Bigdan, we don't have the stats from SF match yet for this year to see how many applicants there were. I count 38 unfilled spots this year (30 and 23 for 2015 and 2014). There were 189 and 196 initial applicants (148 and 147 submitted rank lists) for 2015 and 2014, respectively (for 167 and 150 spots). Also, several programs either opened (Arizona, Colorado), or expanded (Vanderbilt, Nebraska, MUSC), so the number of positions offered this year was probably more than the pool of submitted rank lists.

I'll jump on the bandwagon. I, too, matched to my #1 choice.
 
To me CCM would be much more popular if there was more certainty in the job market. To do an extra year and pretty much corner yourself to only doing academics is not attractive for many people.

Who knows what the market has in store? When I was searching for jobs, all the PP places I interviewed at for anesthesia/CCM were AMCs. Perhaps they see a certain value to having a foothold in the hospital's ICU that traditional PP groups don't see?

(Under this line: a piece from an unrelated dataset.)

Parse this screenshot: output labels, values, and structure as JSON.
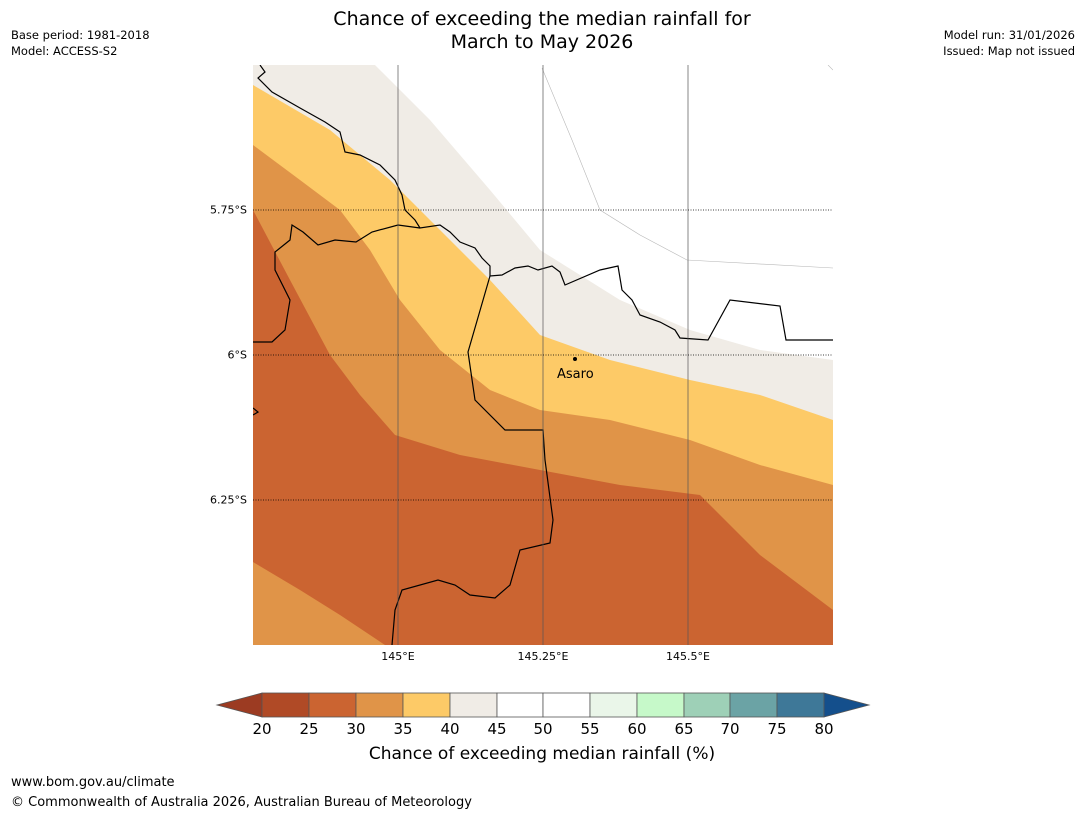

I ended up in academics more for the certainty, better CCM practice, sicker patients, and I like having residents. Hours aren't awful. CCM has the most hours for me potentially but that's also where my call and weekend responsibilities lie and I get extra time off. I have none of that in the OR. OR for me is 7-3 scheduled. Anything past that is extra money, but I'm capable of having early outs etc.

Regardless of what you do, it's so much better than being a resident.